Entretanto, essa estratégia inicial de integração à economia internacional, radicalmente distinta da recomendada pelo Consenso de Washington, foi parcialmente abandonada na época da celebração do Tratado de Assunção, que criou formalmente o Mercosul.
Com efeito, a hegemonia ideológica do paradigma neoconservador na América do Sul teve como consequência principal, no âmbito do Mercosul, a ênfase excessiva na liberalização comercial, com prejuízos para outras dimensões do processo de integração.
Por conseguinte, aspectos vitais para uma integração verdadeiramente exitosa, como a coordenação de políticas macroeconômicas, a implementação de políticas de desenvolvimento e industriais simétricas e a redução da vulnerabilidade externa das economias, foram colocados em segundo plano em favor das aberturas econômicas quase incondicionais e das “políticas amistosas para os mercados”.
Também a dimensão social do processo de integração, que inclui a livre circulação dos trabalhadores e a harmonização da legislação trabalhista, entre outros aspectos, não teve a atenção merecida.
Aldo Ferrer, pensador arguto Mercosul, identifica quatro “pecados originais” que prejudicaram o processo de integração em seu início: a vulnerabilidade externa das economias, o mal-estar social na região, o abandono das estratégias nacionais de desenvolvimento e a crise ideológica frente à globalização.
A vulnerabilidade externa tendia e tende a dificultar que os governos adotem políticas autônomas em relação aos interesses criados pela globalização financeira. Aliada ao predomínio da “visão fundamentalista da globalização”, segundo a qual as únicas políticas possíveis são as paleoliberais, tal vulnerabilidade tornava perenes e praticamente intocáveis os ajustes econômicos pró-cíclicos, com as consequências negativas que todos conhecemos.

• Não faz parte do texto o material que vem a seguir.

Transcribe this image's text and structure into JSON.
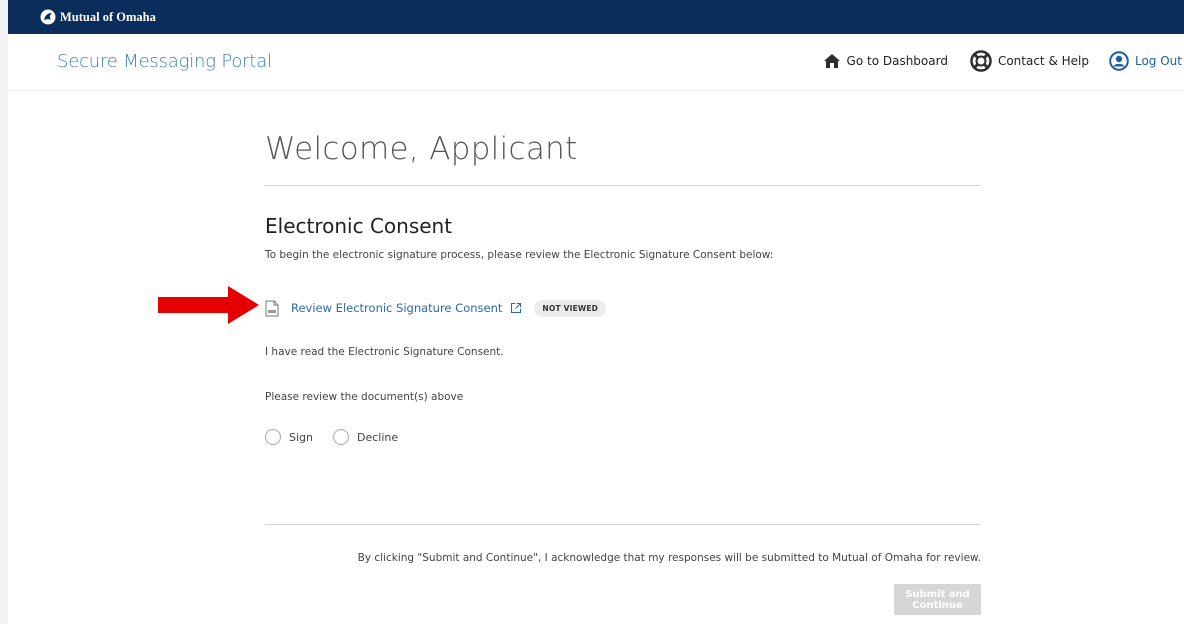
{
  "brand": {
    "name": "Mutual of Omaha"
  },
  "header": {
    "portal_title": "Secure Messaging Portal",
    "nav": {
      "dashboard": "Go to Dashboard",
      "contact": "Contact & Help",
      "logout": "Log Out"
    }
  },
  "main": {
    "welcome": "Welcome, Applicant",
    "section_title": "Electronic Consent",
    "intro": "To begin the electronic signature process, please review the Electronic Signature Consent below:",
    "document": {
      "link_text": "Review Electronic Signature Consent",
      "status": "NOT VIEWED",
      "icon": "document-icon"
    },
    "read_statement": "I have read the Electronic Signature Consent.",
    "review_prompt": "Please review the document(s) above",
    "options": {
      "sign": "Sign",
      "decline": "Decline"
    },
    "acknowledgement": "By clicking \"Submit and Continue\", I acknowledge that my responses will be submitted to Mutual of Omaha for review.",
    "submit_label": "Submit and Continue"
  },
  "colors": {
    "brand_bar": "#0b2d5b",
    "portal_title": "#3c7fb5",
    "link": "#2b6aa6",
    "annotation_arrow": "#e40000",
    "button_disabled": "#d6d6d6"
  },
  "icons": [
    "home-icon",
    "lifebuoy-icon",
    "user-circle-icon",
    "document-icon",
    "external-link-icon",
    "red-arrow-icon"
  ]
}
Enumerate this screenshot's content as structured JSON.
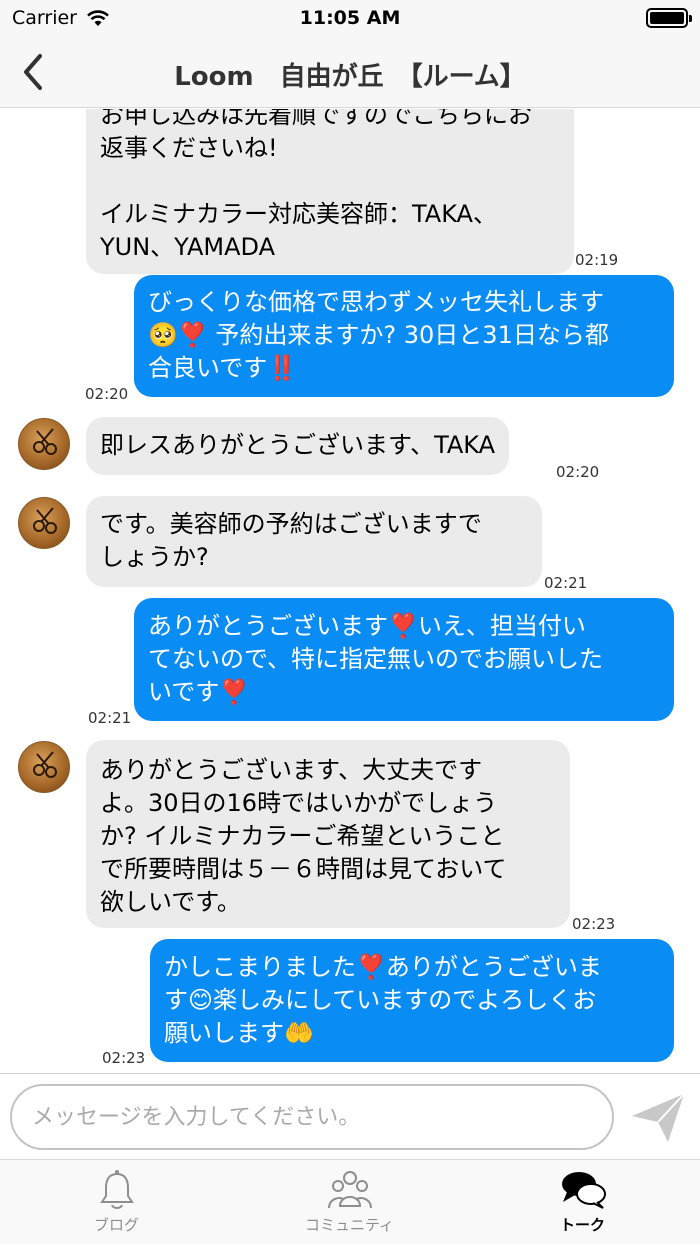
{
  "status_bar": {
    "carrier": "Carrier",
    "time": "11:05 AM"
  },
  "nav": {
    "back_icon": "chevron-left-icon",
    "title": "Loom　自由が丘　【ルーム】"
  },
  "messages": [
    {
      "side": "in",
      "text": "お申し込みは先着順ですのでこちらにお\n返事くださいね!\n\nイルミナカラー対応美容師：TAKA、\nYUN、YAMADA",
      "time": "02:19",
      "avatar": false
    },
    {
      "side": "out",
      "text": "びっくりな価格で思わずメッセ失礼します\n🥺❣️ 予約出来ますか? 30日と31日なら都\n合良いです‼️",
      "time": "02:20"
    },
    {
      "side": "in",
      "text": "即レスありがとうございます、TAKA",
      "time": "02:20",
      "avatar": true
    },
    {
      "side": "in",
      "text": "です。美容師の予約はございますで\nしょうか?",
      "time": "02:21",
      "avatar": true
    },
    {
      "side": "out",
      "text": "ありがとうございます❣️いえ、担当付い\nてないので、特に指定無いのでお願いした\nいです❣️",
      "time": "02:21"
    },
    {
      "side": "in",
      "text": "ありがとうございます、大丈夫です\nよ。30日の16時ではいかがでしょう\nか? イルミナカラーご希望ということ\nで所要時間は５－６時間は見ておいて\n欲しいです。",
      "time": "02:23",
      "avatar": true
    },
    {
      "side": "out",
      "text": "かしこまりました❣️ありがとうございま\nす😊楽しみにしていますのでよろしくお\n願いします🤲",
      "time": "02:23"
    }
  ],
  "input": {
    "placeholder": "メッセージを入力してください。",
    "value": "",
    "send_icon": "paper-plane-icon"
  },
  "tabs": [
    {
      "label": "ブログ",
      "icon": "bell-icon",
      "active": false
    },
    {
      "label": "コミュニティ",
      "icon": "people-icon",
      "active": false
    },
    {
      "label": "トーク",
      "icon": "chat-bubbles-icon",
      "active": true
    }
  ],
  "colors": {
    "outgoing_bubble": "#0a8cf5",
    "incoming_bubble": "#ebebeb",
    "bar_background": "#f7f7f7"
  }
}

Por sua parte, o mal-estar social ocasionado pelo aumento da concentração dos rendimentos, do desemprego e do subemprego, bem como também pelo agravamento da marginalização de amplos setores da população, tendia a gerar tensões sociopolíticas que dificultam uma integração mais estreita.
De outro lado, o abandono parcial das estratégias nacionais de desenvolvimento impedia a coordenação das políticas macroeconômicas que poderiam ter evitado as grandes oscilações do câmbio, as quais provocaram notável instabilidade no fluxo comercial no Mercosul.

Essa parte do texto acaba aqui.